L’Italia, spettatrice senza più dignità, merita tutto cio’?

Guardavo L’Infedele ieri sera e, dopo l’ennesimo macabro show, mi è sorta spontanea questa domanda: “Questo Paese merita tutto cio’?” La risposta è stata, immediatamente, sì. Merita di diventare lo zimbello del resto del mondo che ci guarda attonito chiedendosi “com’è potuto accadere?”, merita di aver perso l’uguaglianza di tutti davanti alla legge, merita di vedere calpestate le proprie donne trattate come merce di scambio, merita di vedere stuprata la propria dignità quotidianamente, merita di essere trattato come plebe i cui diritti si vanno pian piano erodendo, merita di tornare utile solo al momento del voto – sul quale però ha una scelta limitata -, merita che un uomo solo possa considerare le istituzioni al pari di una delle sue ville private, o le tivù – quelle non di sua proprietà, come lo sfogatoio delle proprie frustrazioni trattando professionisti come fossero suoi servi o, peggio, come dei criminali. Meritiamo di assistere, impassibili, a “politici” che sbraitano nei salotti televisivi senza che affrontino MAI un tema importante in maniera serena, con confronti di idee costruttivi per il bene della collettività. In poche parole: l’Italia merita il medioevo in cui è piombata. Meritiamo tutto questo perchè , senza renderci conto, ci siamo fatti plasmare. Siamo stati plasmati in questi 20 anni di televisione fatta di realtà parallele, di donne-oggetto e di verità confuse. E poi non ci stupiamo se un partito secessionista nel frattempo si sia inventato una regione che non c’è e anche questo finisca per sembrarci esistente.
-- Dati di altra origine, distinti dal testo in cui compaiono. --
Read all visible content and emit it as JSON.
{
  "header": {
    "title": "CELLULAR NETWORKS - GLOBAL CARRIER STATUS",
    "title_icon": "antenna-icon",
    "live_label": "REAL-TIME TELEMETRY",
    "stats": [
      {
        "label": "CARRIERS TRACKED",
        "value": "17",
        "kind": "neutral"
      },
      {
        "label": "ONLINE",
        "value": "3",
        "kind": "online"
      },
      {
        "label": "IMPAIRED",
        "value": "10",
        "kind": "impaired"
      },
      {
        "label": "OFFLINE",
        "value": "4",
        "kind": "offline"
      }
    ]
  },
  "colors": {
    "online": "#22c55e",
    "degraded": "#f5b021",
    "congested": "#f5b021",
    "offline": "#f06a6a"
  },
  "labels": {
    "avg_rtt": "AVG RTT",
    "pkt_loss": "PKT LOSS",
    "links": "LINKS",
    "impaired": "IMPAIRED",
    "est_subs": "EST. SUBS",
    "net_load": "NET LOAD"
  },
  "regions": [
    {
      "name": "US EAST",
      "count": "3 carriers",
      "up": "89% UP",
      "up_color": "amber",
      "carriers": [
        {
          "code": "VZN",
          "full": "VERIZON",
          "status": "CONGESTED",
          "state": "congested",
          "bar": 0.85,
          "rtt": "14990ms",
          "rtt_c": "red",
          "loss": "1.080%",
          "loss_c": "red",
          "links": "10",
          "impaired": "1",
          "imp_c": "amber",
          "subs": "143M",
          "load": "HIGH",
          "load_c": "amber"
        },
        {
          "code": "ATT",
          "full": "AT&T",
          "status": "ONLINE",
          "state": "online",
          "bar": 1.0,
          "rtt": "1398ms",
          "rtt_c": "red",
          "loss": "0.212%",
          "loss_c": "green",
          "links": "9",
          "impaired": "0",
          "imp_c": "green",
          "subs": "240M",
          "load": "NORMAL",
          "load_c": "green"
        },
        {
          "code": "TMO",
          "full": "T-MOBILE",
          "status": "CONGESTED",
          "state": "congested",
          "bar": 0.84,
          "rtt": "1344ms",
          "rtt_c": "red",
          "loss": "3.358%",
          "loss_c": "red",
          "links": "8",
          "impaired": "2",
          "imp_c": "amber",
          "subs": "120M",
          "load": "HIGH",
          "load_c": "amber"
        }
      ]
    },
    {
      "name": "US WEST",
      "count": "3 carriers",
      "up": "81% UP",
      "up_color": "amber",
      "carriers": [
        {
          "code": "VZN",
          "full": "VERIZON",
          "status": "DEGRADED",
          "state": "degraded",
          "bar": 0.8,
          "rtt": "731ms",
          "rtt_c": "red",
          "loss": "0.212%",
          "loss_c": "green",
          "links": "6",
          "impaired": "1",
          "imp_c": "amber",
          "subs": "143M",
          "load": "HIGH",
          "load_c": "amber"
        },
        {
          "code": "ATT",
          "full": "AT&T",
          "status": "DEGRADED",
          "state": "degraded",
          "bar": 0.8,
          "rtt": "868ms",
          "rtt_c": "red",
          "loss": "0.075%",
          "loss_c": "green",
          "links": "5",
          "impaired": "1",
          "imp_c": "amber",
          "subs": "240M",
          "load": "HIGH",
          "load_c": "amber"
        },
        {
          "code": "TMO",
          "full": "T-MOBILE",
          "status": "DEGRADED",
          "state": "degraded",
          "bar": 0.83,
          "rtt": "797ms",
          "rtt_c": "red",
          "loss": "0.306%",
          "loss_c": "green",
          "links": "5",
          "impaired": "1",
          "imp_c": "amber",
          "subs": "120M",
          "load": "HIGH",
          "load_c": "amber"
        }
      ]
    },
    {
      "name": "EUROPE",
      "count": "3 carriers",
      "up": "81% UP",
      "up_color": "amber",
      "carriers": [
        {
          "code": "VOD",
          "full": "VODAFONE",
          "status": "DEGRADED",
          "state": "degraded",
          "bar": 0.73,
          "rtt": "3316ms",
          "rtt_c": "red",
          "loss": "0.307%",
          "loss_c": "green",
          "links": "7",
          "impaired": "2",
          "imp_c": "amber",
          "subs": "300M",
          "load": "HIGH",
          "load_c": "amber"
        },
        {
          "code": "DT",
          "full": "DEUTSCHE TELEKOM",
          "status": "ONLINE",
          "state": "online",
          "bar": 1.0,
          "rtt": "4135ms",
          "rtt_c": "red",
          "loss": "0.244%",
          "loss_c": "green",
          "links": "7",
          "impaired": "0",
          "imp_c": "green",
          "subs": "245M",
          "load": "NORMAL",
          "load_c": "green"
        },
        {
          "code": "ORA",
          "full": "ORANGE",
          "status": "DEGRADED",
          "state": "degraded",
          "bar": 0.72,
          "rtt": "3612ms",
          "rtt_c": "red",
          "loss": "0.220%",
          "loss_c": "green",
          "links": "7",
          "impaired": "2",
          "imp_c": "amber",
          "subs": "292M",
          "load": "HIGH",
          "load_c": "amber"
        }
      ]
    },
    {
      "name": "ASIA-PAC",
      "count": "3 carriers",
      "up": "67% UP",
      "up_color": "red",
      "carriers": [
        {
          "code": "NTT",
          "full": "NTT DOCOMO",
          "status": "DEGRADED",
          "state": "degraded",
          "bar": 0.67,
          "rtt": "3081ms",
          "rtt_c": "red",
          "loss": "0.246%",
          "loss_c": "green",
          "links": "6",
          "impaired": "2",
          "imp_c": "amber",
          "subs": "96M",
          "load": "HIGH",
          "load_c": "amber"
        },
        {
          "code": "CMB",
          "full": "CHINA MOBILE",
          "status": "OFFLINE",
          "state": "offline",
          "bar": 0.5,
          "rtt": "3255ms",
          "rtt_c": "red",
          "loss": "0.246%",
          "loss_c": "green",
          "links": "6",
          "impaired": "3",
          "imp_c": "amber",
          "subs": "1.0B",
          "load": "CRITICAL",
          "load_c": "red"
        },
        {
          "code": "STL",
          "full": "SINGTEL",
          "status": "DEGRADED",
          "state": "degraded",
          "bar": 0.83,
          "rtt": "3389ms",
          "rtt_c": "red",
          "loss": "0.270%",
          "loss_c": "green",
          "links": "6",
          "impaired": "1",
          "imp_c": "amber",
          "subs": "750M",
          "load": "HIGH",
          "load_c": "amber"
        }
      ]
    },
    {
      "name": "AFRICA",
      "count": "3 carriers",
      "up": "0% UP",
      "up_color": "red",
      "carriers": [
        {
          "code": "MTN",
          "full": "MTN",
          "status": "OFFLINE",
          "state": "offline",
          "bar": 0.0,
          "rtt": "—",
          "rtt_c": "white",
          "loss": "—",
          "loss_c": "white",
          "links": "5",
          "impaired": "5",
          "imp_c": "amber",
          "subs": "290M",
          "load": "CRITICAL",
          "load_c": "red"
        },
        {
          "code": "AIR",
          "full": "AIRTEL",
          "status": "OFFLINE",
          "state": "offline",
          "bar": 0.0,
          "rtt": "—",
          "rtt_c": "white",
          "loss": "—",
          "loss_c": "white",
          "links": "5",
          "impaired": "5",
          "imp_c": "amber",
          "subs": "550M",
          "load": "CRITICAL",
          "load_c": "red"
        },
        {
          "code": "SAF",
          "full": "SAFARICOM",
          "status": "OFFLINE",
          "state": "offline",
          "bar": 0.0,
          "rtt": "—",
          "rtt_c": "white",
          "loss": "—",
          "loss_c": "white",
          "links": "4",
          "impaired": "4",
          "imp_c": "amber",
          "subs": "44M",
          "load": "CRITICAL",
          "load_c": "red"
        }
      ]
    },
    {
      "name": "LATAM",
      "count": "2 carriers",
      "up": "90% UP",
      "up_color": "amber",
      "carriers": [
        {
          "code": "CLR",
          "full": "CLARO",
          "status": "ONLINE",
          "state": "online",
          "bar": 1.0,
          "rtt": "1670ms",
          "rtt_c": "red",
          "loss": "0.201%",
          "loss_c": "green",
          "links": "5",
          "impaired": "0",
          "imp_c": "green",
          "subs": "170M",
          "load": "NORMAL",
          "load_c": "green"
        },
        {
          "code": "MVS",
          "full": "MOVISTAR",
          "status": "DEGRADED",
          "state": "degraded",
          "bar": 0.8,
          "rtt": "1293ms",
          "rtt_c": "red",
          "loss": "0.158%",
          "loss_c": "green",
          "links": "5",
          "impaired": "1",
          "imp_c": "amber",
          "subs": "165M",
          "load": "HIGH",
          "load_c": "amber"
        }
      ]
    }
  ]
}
Gli italiani percio’ meritano anche la mediocre classe dirigente che attualmente li rappresenta: politici da un lato incapaci di divincolarsi dal padrone, perchè riconoscenti ad esso per l’intera carriera; dall’altro incapaci persino di proporre un progetto semplice quanto “normale”, che rimetta in carreggiata l’Italia, perchè attratti come serpenti dall’ammaliatore, costretti ad inseguire lo stesso padrone sui suoi infidi terreni. Ora che abbiamo finalmente toccato il fondo, e anche i ‘poteri forti’ sembrano accorgersene, non sappiamo che fare. Restiamo impassibili a guardare il nostro Paese correre come un auto, di notte a fari spenti e contromano, il cui guidatore è ubriaco e in preda ai propri vizi, consapevole che solo uno schianto potrà fermarlo. Lui, come tutti noi, prigionieri di quella realtà – come scriveva ieri non Il Manifesto o Liberazione, ma il New York Times – che in tutti questi anni ha contribuito a creare, e di cui noi siamo stati complici, con il nostro sonno della ragione. Bisogna liberarsi di questo peso, perchè l’Italia ne ha bisogno. Che mettano chi vogliono al posto dell’attuale presidente del Consiglio: Tremonti, Gianni Letta, Mario Draghi, Schifani, Topo Gigio. Senza neanche il bisogno di cambiare maggioranza. Ma risparmiateci tutto questo schifo e ridateci la dignità.